L'euro étant certainement le plus parfait symbole de cette triple érosion qui a conduit aux deux premiers "non" français et néerlandais, il est sain et légitime que s'ouvre aujourd'hui un débat sur l'avenir de la monnaie unique.


1) Le lit de Procuste européen

Avec une économie allemande menacée de récession, même si la France tire moins mal son épingle du jeu, la zone euro est depuis longtemps un "îlot de stagnation dans un océan de croissance et d'emplois" comme l'explique l'économiste Nicolas Baverez. La planète dans son ensemble connaît en effet une phase d'expansion économique inégalée depuis 1976 avec une croissance moyenne de 5%. Si l'Europe est à la traîne de l'économie mondiale, ce sont les pays non membres de l'Union européenne, Islande, Norvège et Suisse qui échappent à cette sinistrose. Mieux encore, au sein de l'Union européenne, ce sont les pays qui ont conservé leurs monnaies nationales que s'en tirent encore le mieux. Grande-Bretagne, Danemark et Suède se situant en matière de croissance et d'emploi largement au dessus de la moyenne européenne. Or, la zone euro, de son côté, atteint à peine 1,8%. Il faut donc accepter de rouvrir en France aussi ce débat sur l'avenir de l'euro, sans tabou et sans dogmatisme.
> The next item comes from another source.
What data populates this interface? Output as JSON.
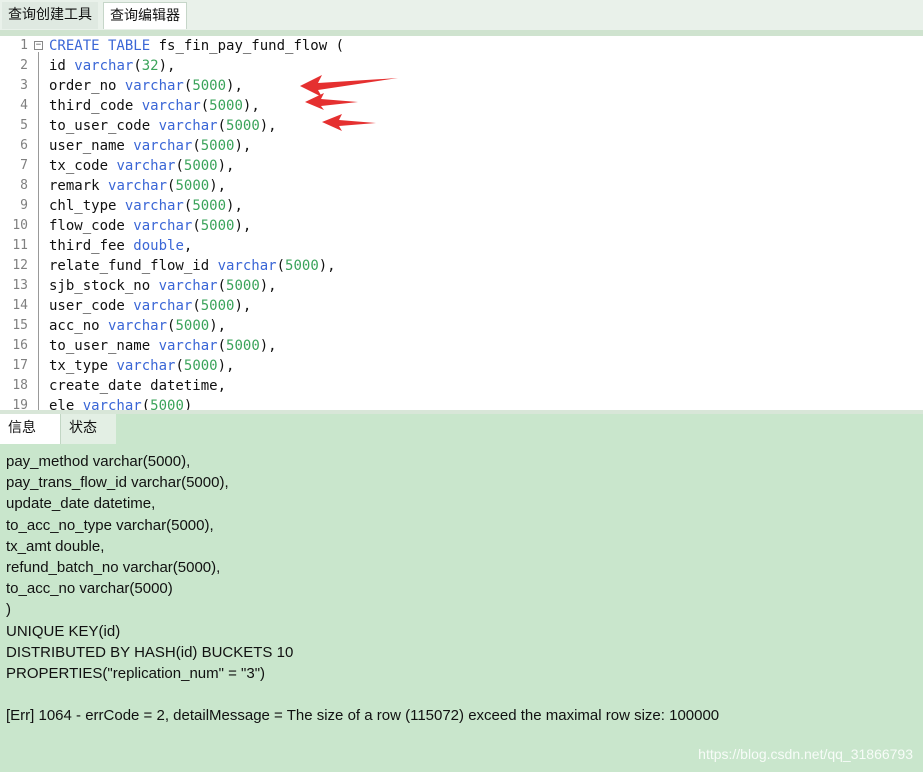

Dans la mythologie grecque, Procuste (en grec ancien "Prokroustês", littéralement « qui martèle pour allonger ») était un brigand dont la spécialité était de capturer les voyageurs et les torturer en les allongeant sur un lit de fer, où ils devaient tenir exactement ; s'ils étaient trop grands, il coupait les membres qui dépassaient ; s'ils étaient trop petits, ils les étiraient jusqu'à ce qu'ils atteignent la taille requise, d'où son surnom. Procuste fut tué par Thésée, qui lui fit subir le même sort. Pour l'Europe, la leçon est claire : une monnaie unique pour des peuples différents impose un "lit de Procuste" et un sous-optimum collectif pour des économies aux besoins différents.

Une monnaie, c'est un peuple et une nation et il ne peut pas exister de monnaie sans peuple, sans État et sans nation. Nous sommes donc dans cette situation avec l'euro qui impose jusqu'à la fin des temps que les Français doivent accepter la même discipline salariale que les Allemands ou les Finlandais, la même couverture sociale que les Grecs ou les Italiens, les mêmes taux d'imposition sur les sociétés que les Luxembourgeois, la même inflation que les Autrichiens etc.


2) Le double "non" ouvre le débat sur l'avenir de l'Euro

Le malaise européen pouvant enfin s'exprimer librement, c'est dans deux pays ayant fait ratifié la Constitution par ses élites dirigeantes (le Parlement) - l'Allemagne et l'Italie - qu'ont surgit au plus haut niveau, les critiques sur l’impact de l’adoption de la monnaie unique et où un démantèlement de l'euro est sérieusement évoqué.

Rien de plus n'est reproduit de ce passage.